= Random waypoint model =

In mobility management, the random waypoint model is a random model for the movement of mobile users, and how their location, velocity and acceleration change over time. Mobility models are used for simulation purposes when new network protocols are evaluated. The random waypoint model was first proposed by Johnson and Maltz. It is one of the most popular mobility models to evaluate mobile ad hoc network (MANET) routing protocols, because of its simplicity and wide availability.

In random-based mobility simulation models, the mobile nodes move randomly and freely without restrictions. To be more specific, the destination, speed and direction are all chosen randomly and independently of other nodes. This kind of model has been used in many simulation studies.

Two variants, the random walk model and the random direction model are variants of the random waypoint model.

==Description of model==

The movement of nodes is governed in the following manner: Each node begins by pausing for a fixed number of seconds. The node then selects a random destination in the simulation area and a random speed between 0 (excluded) and some maximum speed. The node moves to this destination and again pauses for a fixed period before another random location and speed. This behaviour is repeated for the length of the simulation.

Simulation of model

BonnMotion is one of the tool to generate mobility scenarios based on random waypoint model and many other mobility models including random walk model, random direction model, etc.

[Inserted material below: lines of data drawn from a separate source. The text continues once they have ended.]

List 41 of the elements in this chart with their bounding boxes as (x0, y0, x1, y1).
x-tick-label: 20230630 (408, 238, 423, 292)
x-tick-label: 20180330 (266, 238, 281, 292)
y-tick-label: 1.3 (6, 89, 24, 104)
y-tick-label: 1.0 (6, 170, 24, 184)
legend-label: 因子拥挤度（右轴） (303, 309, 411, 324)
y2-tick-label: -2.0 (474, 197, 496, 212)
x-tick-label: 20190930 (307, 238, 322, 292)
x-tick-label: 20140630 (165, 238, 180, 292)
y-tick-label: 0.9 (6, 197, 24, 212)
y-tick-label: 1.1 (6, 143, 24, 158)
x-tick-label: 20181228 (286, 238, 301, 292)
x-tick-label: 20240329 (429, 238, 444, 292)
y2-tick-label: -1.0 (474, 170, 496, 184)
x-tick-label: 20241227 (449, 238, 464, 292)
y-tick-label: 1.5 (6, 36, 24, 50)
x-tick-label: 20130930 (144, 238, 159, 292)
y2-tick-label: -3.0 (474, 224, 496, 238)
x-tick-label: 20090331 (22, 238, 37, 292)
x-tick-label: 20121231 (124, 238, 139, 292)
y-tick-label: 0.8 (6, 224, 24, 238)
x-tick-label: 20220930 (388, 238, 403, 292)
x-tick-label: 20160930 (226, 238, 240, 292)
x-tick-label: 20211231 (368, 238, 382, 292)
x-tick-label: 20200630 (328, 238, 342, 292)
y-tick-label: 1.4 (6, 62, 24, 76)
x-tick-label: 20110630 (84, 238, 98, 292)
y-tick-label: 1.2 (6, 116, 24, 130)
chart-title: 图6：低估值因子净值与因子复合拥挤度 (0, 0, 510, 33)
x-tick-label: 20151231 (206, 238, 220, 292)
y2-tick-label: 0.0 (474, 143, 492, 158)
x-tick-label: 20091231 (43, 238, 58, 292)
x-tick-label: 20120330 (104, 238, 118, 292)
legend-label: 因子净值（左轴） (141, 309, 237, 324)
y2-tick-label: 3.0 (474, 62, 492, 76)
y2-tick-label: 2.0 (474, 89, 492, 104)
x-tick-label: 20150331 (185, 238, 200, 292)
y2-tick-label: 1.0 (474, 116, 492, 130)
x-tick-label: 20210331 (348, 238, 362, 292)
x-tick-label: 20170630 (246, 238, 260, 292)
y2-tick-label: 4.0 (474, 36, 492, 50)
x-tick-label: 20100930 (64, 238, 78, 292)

==Orientation-based Random Waypoint==
In the context of mmWave communication, optical wireless communication, and Terahertz networks, the orientation of a device is also important (in contrast to the radio frequency networks). Therefore, it is essential to incorporate the orientation of the device with the mobility model. This concept was first introduced in the paper entitled "Modeling the Random Orientation of Mobile Devices: Measurement, Analysis and LiFi Use Case".